Tuesday, December 09, 2008

Raw Pomp

Regard this, reader, as a warcry — admittedly forged from laziness and worry, but fixed and full-throated nonetheless. Today I fly the flag of careless halves in the face of considered wholes. And to illustrate I tumble upwards to 3am, piling piece on piece and pomp on pomp, and leaving the job of sorting the resulting jumble not to the reader — I would never impose such a fruitless task upon those kind and loyal and peculiar enough to scan beneath the title — but to the universe. To hell with craft, he cries, thumping a weak paw on the contrived disorder of his desk; then, reciting the thinnest excuse of all, Life itself is a mess! Is it my/our job to sort existence and regurgitate it into a more intelligible — not to mention palatable — form, for those most afflicted by it, or am I simply to reflect it, to effectively say, Well, I don't know any more than you do, but it's a remarkable likeness, no?

My cry is a pose, of course, but a mess does have its virtues, even when the spectre of a tidier version casts its gloom. Time spent refining could be time spent making more messes. And it is certainly easier this way, if only for the smallest party. But stifled potential does emit a uniquely foul stench, and it can be hard to focus when you discern the need for a few more drafts. Too often the Good gets lost in the What Could Be.

The Art Should Be Fun contingent are ready with the desperate-sounding but grain-of-truth-holding excuse that any ambition to create order out of what we might loosely term 'All this' is itself a fallacy; at least we — or they — are honest about that. Accompanying this view is the contention that art (no doubt refined to 'true art' in the face of contradiction) is not merely an argument told funny, nor is it a soft essay for those especially allergic to academic propositions. The delicate of disposition might well prefer such an alternative, but Art, they argue (adding the capital as they move in for the clincher), transcends. Ask of an essay what could be; ask of art what is. But calling upon the verb 'Transcend' is Patron 101 for escaping the threat of close inspection; in a critical context 'Transcend' becomes little more than a fancy substitute for "It's good, but I can't quite tell you why", but it's spongey enough to scare off would-be contrarians. The better defence, that of questioning the approach and relevance of the study of the arts, is forgotten in the haze.

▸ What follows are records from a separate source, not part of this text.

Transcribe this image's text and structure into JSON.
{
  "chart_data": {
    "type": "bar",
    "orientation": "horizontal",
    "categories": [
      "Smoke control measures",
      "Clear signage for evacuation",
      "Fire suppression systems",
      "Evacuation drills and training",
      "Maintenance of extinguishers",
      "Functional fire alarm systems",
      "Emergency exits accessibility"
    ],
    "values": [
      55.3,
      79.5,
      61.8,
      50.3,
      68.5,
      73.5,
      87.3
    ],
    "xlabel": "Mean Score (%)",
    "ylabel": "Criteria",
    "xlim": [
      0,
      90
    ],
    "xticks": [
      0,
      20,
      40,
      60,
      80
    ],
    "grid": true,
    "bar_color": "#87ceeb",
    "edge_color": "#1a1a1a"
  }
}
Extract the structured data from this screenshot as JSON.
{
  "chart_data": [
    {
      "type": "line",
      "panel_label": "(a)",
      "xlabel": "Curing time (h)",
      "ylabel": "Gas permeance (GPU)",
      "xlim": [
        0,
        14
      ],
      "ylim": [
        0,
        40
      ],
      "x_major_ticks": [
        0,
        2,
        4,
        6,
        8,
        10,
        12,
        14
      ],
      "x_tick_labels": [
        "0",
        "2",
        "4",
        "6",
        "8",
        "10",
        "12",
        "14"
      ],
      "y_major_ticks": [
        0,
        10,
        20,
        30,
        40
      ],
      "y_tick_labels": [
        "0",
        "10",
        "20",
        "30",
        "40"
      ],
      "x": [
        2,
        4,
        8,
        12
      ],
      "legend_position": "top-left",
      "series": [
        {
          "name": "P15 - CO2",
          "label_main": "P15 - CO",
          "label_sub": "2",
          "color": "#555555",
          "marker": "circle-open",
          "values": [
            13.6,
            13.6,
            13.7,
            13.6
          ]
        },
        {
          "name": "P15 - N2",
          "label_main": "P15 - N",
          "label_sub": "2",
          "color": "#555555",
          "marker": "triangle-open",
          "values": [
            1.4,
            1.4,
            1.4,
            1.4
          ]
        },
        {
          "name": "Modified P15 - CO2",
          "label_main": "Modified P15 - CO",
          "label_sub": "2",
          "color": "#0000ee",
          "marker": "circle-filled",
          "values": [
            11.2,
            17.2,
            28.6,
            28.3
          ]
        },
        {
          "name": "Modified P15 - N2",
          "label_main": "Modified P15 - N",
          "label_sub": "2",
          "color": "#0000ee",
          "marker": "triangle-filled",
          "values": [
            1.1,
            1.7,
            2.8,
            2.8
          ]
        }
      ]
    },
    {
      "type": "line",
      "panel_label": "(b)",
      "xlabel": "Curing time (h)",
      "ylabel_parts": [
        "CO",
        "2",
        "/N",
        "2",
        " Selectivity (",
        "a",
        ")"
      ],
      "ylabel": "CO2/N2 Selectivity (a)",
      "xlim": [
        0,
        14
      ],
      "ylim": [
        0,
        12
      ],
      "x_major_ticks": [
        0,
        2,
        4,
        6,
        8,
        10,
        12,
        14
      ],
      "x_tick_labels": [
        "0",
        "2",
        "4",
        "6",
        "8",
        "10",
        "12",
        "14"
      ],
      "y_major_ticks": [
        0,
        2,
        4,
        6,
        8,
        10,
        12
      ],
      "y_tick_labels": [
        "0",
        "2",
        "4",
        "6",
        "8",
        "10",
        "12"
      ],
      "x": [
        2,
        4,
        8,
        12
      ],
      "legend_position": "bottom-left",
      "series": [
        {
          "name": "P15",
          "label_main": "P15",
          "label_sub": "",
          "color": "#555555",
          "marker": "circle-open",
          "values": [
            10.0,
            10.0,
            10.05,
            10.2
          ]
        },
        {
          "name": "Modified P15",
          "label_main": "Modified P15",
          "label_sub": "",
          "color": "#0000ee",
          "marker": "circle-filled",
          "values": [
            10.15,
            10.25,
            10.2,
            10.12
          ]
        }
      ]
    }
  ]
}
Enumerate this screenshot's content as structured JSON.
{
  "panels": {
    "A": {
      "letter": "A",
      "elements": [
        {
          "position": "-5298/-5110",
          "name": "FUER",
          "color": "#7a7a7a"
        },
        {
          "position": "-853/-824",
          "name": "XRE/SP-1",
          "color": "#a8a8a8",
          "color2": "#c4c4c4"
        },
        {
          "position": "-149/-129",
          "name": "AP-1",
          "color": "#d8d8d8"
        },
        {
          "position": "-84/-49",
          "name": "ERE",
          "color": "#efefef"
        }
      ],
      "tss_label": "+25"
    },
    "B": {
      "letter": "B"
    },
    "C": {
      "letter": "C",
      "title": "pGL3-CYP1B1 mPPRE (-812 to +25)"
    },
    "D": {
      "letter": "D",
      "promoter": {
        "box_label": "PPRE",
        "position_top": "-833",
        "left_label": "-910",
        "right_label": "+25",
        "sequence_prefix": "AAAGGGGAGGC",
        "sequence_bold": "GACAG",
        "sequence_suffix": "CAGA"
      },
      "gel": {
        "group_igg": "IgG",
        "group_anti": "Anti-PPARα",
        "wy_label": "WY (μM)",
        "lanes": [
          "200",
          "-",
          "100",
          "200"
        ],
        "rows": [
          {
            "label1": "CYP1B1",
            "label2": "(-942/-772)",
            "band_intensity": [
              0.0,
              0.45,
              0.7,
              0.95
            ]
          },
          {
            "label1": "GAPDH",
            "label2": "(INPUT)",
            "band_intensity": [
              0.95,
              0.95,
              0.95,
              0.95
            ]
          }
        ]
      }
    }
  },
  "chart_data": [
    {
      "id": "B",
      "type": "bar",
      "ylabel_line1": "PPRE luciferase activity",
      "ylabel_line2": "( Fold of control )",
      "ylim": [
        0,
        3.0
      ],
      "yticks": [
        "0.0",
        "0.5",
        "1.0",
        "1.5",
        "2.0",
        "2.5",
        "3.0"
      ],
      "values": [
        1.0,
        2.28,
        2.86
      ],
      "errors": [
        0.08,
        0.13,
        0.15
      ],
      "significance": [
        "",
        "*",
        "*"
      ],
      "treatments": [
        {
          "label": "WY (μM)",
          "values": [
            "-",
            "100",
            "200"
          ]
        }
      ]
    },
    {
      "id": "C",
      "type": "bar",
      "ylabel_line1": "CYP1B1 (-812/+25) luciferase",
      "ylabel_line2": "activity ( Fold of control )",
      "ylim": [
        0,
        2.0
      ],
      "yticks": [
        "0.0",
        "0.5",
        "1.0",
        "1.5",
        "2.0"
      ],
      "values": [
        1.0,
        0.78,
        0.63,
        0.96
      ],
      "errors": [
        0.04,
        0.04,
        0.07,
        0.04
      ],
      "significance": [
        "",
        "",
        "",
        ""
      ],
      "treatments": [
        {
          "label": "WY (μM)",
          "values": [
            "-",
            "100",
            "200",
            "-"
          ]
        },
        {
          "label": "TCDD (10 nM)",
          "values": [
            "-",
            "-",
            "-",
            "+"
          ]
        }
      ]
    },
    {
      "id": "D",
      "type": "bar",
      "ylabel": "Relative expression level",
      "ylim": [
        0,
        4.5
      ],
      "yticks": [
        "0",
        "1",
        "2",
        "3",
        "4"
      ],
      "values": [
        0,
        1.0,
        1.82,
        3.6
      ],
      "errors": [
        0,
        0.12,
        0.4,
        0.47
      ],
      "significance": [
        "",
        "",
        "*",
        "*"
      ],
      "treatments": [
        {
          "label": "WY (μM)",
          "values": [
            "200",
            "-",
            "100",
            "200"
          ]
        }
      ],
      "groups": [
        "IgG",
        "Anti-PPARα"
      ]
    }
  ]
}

It is noble, I believe, to curtail the excess of displaced theory, but noble it is not to contemn study for style — style in surface, that is, not service: suspended like a conjurer's tart and sporting an impeccable sheen, but about as transcendent as the same magic trick explained in diagram (TR is for Trope, but let me slip here). It is a funny fact of life that the effort in waxing in one corner roughly equates to the effort in working in the other, and the truly great proponents spin both plates indivisibly, putting the former most to shame. But the question of capacity does enter the picture. Do those who stick to chroming know their limitations, or are they merely too afraid to discover them? Most, I'm sure, would rather not answer that.

The ASBF camp has returned, this time with "Art is respite; life is for rubbing your nose in it." But the unfortunate truth is that this formulation is itself the formulation of those who have never had their noses rubbed in anything. Just as you have to have money before you can have contempt for it, you have to have had a truly wet beak before you can claim art exists elsewhere, and even then too many exemptions will loose the proverbial tin of bait. A suitable tome might be entitled 'Whither Frivolity?', and divide post-Auschwitz authors into cowards and noble failures. But then a suitable tome might also be 'Life From Above', where the silliest sit atop the pantheon and the soft essayists scowl indignant — and untranscedent.

What are we left with? Not enough to justify the question mark, that's for surtain. The H in Auden ain't exactly up to defending this stance by example. But if we can't counter the stinging print on its own terms — and we can't —, we can at least call on our youth, where it remains, and tell 'em to fold it five ways and put it where the moon don't shine.